Diagnosis of Ovarian Cancer
There is no sensitive and specific screening method for early detection of ovarian cancer. Transvaginal ultrasound or CA-125 are sometimes used.
This is a tumor marker found in blood of women with ovarian cancer, especially in elderly women. CA-125 is non-specific as it is elevated in many conditions other than ovarian cancer including menstruation, fibroids and endometrial cancer. It is considered for screening in women with high risk e.g. BRACA1 & BRACA2 mutations.
Tumor markers are generally used to monitor response to treatment and possible recurrence.
Ovarian tumor markers
They are non-specific markers and can be elevated with other conditions. Clinical correlation and imaging studies are mandatory before treatment with chemotherapy or surgery.
- CA-125: usually elevated in epithelial ovarian tumors
- Alpha-fetoprotein, hCG: both usually elevated in germ cell tumors
- LDH lactate dehydrogenase: elevated with dysgerminoma
- Hormonal markers e.g. estrogen, testosterone and inhibin: elevated in stromal tumors.
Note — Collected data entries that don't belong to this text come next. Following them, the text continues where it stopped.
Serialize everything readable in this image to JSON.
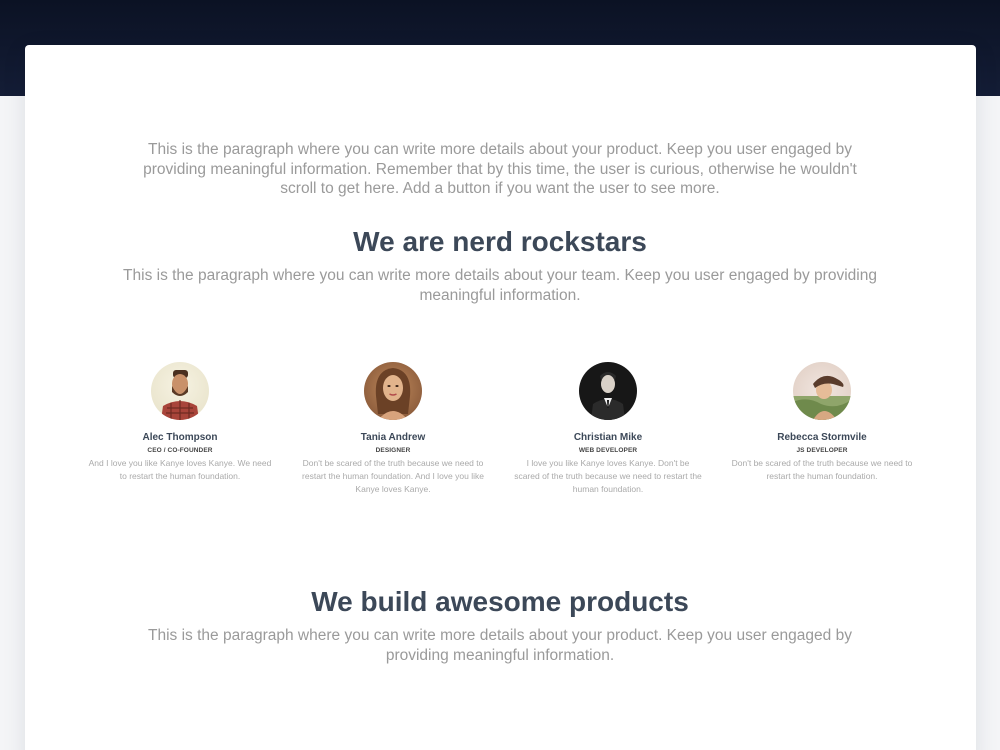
{
  "intro": {
    "paragraph": "This is the paragraph where you can write more details about your product. Keep you user engaged by providing meaningful information. Remember that by this time, the user is curious, otherwise he wouldn't scroll to get here. Add a button if you want the user to see more."
  },
  "team": {
    "title": "We are nerd rockstars",
    "paragraph": "This is the paragraph where you can write more details about your team. Keep you user engaged by providing meaningful information.",
    "members": [
      {
        "name": "Alec Thompson",
        "role": "CEO / CO-FOUNDER",
        "description": "And I love you like Kanye loves Kanye. We need to restart the human foundation."
      },
      {
        "name": "Tania Andrew",
        "role": "DESIGNER",
        "description": "Don't be scared of the truth because we need to restart the human foundation. And I love you like Kanye loves Kanye."
      },
      {
        "name": "Christian Mike",
        "role": "WEB DEVELOPER",
        "description": "I love you like Kanye loves Kanye. Don't be scared of the truth because we need to restart the human foundation."
      },
      {
        "name": "Rebecca Stormvile",
        "role": "JS DEVELOPER",
        "description": "Don't be scared of the truth because we need to restart the human foundation."
      }
    ]
  },
  "products": {
    "title": "We build awesome products",
    "paragraph": "This is the paragraph where you can write more details about your product. Keep you user engaged by providing meaningful information."
  },
  "colors": {
    "header_band": "#0b1224",
    "heading_text": "#3c4858",
    "paragraph_text": "#9a9a9a"
  }
}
Trans-vaginal and trans-abdominal ultrasound
These can be used with CA-125 for screening or sometimes help with staging.
CT scan & MRI
Both are used for better staging of the disease extent in the pelvis.
Treatment of Ovarian Cancer
Stage 1A, where the cancer is limited to one ovary is treated with unilateral oophorectomy especially in young women who want to conceive.
Stage IV is treated with chemotherapy only. Some cases will benefit from neo-adjuvant chemotherapy to become operable.
For operable cases, radical hysterectomy involving removal of the uterus, fallopian tubes, ovaries and omentum. Surgery will provide biopsy for diagnosis, better staging and debulking or excision of the tumor.
Surgery also can extend to lymphadenectomy, splenectomy, appendectomy, diaphragmatic resection, intestinal resection and pelvic exenteration according to extent of the disease.
Adjuvant chemotherapy is given after surgery for high grade tumors while neo-adjuvant chemotherapy can be given prior to surgery to improve outcome and help with tumor resection. Chemotherapy regimens are based on carboplatin with paclitaxel.
Bilateral oophorectomy in young women necessitates hormonal therapy with estrogen to avoid early menopausal symptoms including hot flashes, cardiovascular disorders and osteoporosis.
Radiation therapy can be used in advanced cases for palliation with chemotherapy or after surgery, especially for radiosensitive dysgerminoma.